According to the cover blurb Rich Tommaso spent many years toying around with the character of Sam Hill, never entirely settling on how to tell his story, before eventually concluding perhaps the best place was at the beginning. The Cavalier Mr. Thompson’s opening chapter details the circumstances of Sam’s jailhouse birth, before jumping to 1924 in Big Spring, Texas. Frank Hill is no longer a Sheriff, instead running the Cavalier Hotel where Sam is the caretaker at sixteen, and an old colleague of Frank’s has just been employed as the hotel detective.

So who is the cavalier Mr. Thompson, then? He’s a conman, wanted in Chicago, and the beneficiary of a lucky break before having to walk the remaining miles across country, ending up in Big Spring. He’s just one of several colourful characters we’re introduced to lodging at the Cavalier, both people and places joyously characterised by the gently curving lines of Tommaso’s delicate cartooning. It’s a bar raconteur’s extrapolation of standing and circumstance as he builds a broad cast, dipping back into some pasts, the small details supplied in passing gelling for the big picture.

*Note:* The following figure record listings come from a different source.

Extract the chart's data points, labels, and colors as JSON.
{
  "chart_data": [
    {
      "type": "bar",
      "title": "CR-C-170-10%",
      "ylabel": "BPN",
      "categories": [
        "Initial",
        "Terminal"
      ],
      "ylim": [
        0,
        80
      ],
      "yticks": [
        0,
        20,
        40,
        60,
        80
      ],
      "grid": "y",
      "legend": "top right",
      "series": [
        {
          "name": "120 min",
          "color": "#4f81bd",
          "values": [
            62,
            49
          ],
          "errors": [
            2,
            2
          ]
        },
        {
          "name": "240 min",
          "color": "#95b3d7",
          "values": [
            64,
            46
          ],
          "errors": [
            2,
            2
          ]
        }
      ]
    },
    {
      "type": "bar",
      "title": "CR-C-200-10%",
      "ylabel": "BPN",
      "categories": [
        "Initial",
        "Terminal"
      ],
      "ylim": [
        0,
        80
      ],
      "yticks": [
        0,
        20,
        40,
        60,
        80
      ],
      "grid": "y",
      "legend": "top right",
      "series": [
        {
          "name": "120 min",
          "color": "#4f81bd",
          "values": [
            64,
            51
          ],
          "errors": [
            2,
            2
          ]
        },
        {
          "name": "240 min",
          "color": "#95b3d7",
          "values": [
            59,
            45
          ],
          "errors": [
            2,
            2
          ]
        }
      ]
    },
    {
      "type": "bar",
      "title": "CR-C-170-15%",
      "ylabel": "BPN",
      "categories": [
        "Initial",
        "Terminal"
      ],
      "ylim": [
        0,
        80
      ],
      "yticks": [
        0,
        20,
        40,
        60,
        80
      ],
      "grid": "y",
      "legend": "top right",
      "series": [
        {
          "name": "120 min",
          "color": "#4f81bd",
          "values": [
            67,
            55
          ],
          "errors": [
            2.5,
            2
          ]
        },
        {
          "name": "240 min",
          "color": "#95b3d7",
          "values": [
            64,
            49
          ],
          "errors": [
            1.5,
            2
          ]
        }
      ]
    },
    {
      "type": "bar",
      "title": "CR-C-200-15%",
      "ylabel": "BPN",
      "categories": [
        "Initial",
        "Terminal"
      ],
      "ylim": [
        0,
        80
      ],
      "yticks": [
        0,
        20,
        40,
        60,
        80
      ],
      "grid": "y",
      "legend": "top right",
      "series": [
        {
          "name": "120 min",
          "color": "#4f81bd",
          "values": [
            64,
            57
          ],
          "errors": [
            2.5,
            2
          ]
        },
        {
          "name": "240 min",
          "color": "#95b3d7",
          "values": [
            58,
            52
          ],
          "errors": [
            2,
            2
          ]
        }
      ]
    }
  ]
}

Once we’ve learned about the community, it’s the strangers who take over the story, with Ross Thompson at the centre of some rum events. Tommaso cites his reading into the lives of working men during the 1920s, but evokes the spirit of John Steinbeck more than the novelists he actually lists, by presenting all viewpoints. No-one in Big Spring is a saint, but there’s a comprehensive understanding of why everyone featured behaves the way they do. It’s skilled and its delightful, but unfortunately Tommaso doesn’t seem to have followed up with any further glimpses into how Sam Hill’s life progressed. Never mind, The Cavalier Mr. Thompson stands alone as a beguiling treat.